Let $\|A\|_1=\operatorname{trace}(\sqrt{A^* A})$. I already proved that for arbitrary unitary matrices $U$ and $V$, $\|UAV^*\|_1=\|A\|_1$ and $\|A\|_1=\sigma_1+\dots+\sigma_k$. Now I would like to prove that $\|A\|_1$ defines a matrix norm, $A\in M_{m\times n}\mathbb (C)$.
1) $\|A\|_1=0\Leftrightarrow A=0$. I already proved that.
2) $\|\lambda A\|_1=|\lambda|\|A\|_1$.This also.
3) $|\operatorname{trace}(A)|\leqslant \|A\|_1$. I am not sure, my idea is to use $A=U\Sigma V^*$.

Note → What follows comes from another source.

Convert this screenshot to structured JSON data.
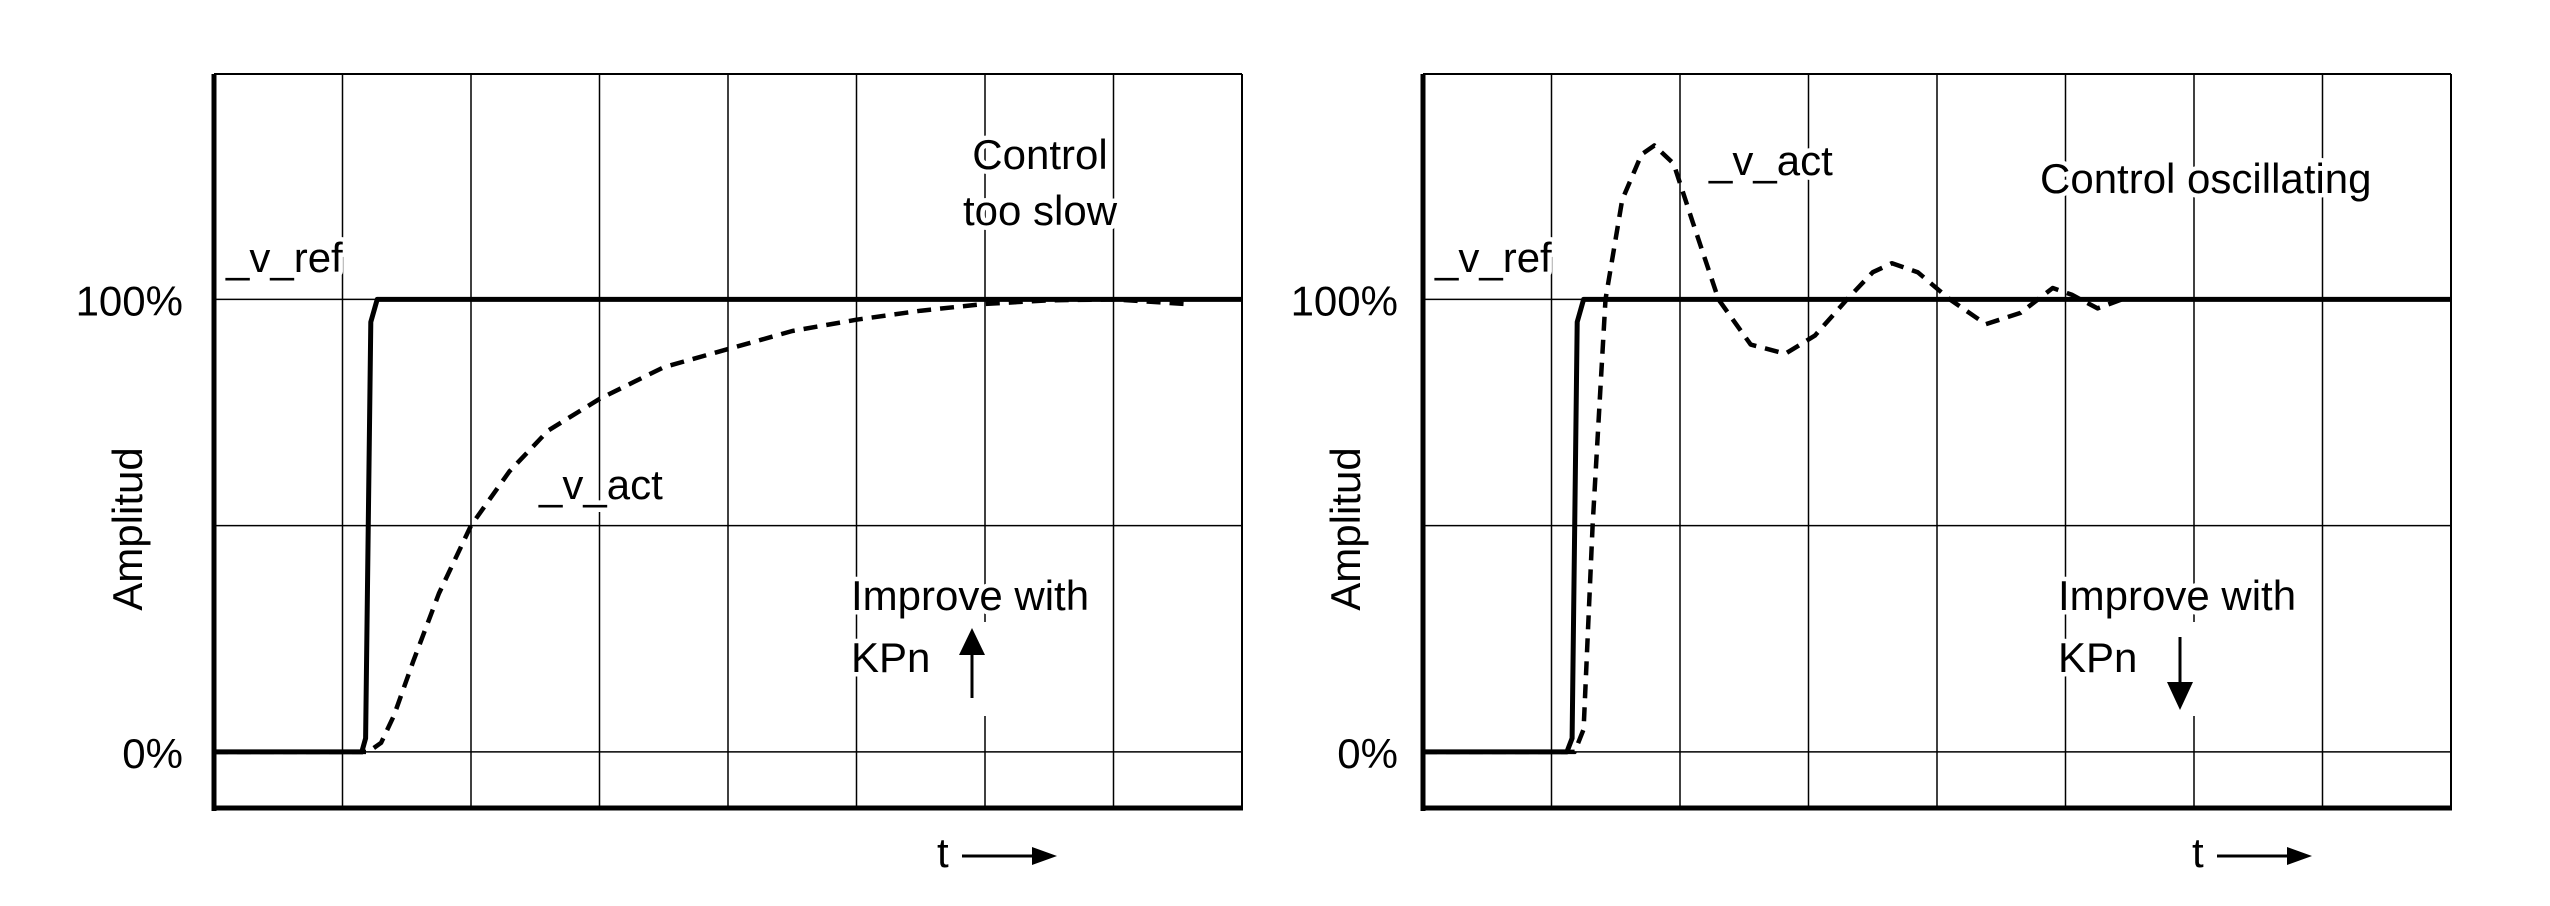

4) $\|BA\|_1\leqslant \|B\|\|A\|_1$ for $B\in M_{l\times m}\mathbb (C)$ and $\|B\|=\sup\frac{\|Bx\|}{\|x\|}=\max\{\sigma_1,\dots,\sigma_k\}$. My idea is again using singular value decomposition for $A$ and a polar decomposition for $BA$.
5)$\|A\|_1=\sup_{\|B\|\leqslant 1}|\operatorname{trace}(BA)|$ with $B\in M_{n\times m}\mathbb (C)$ and $A\in M_{m\times n}\mathbb (C)$ Here I have no idea.
6) $\|A+A'\|_1\leqslant\|A\|_1+\|A'\|_1$ with $A,A'\in M_{m\times n}\mathbb (C)$ This can be followed from 5).
If you could help me with 3)-5) I would really appreciate it.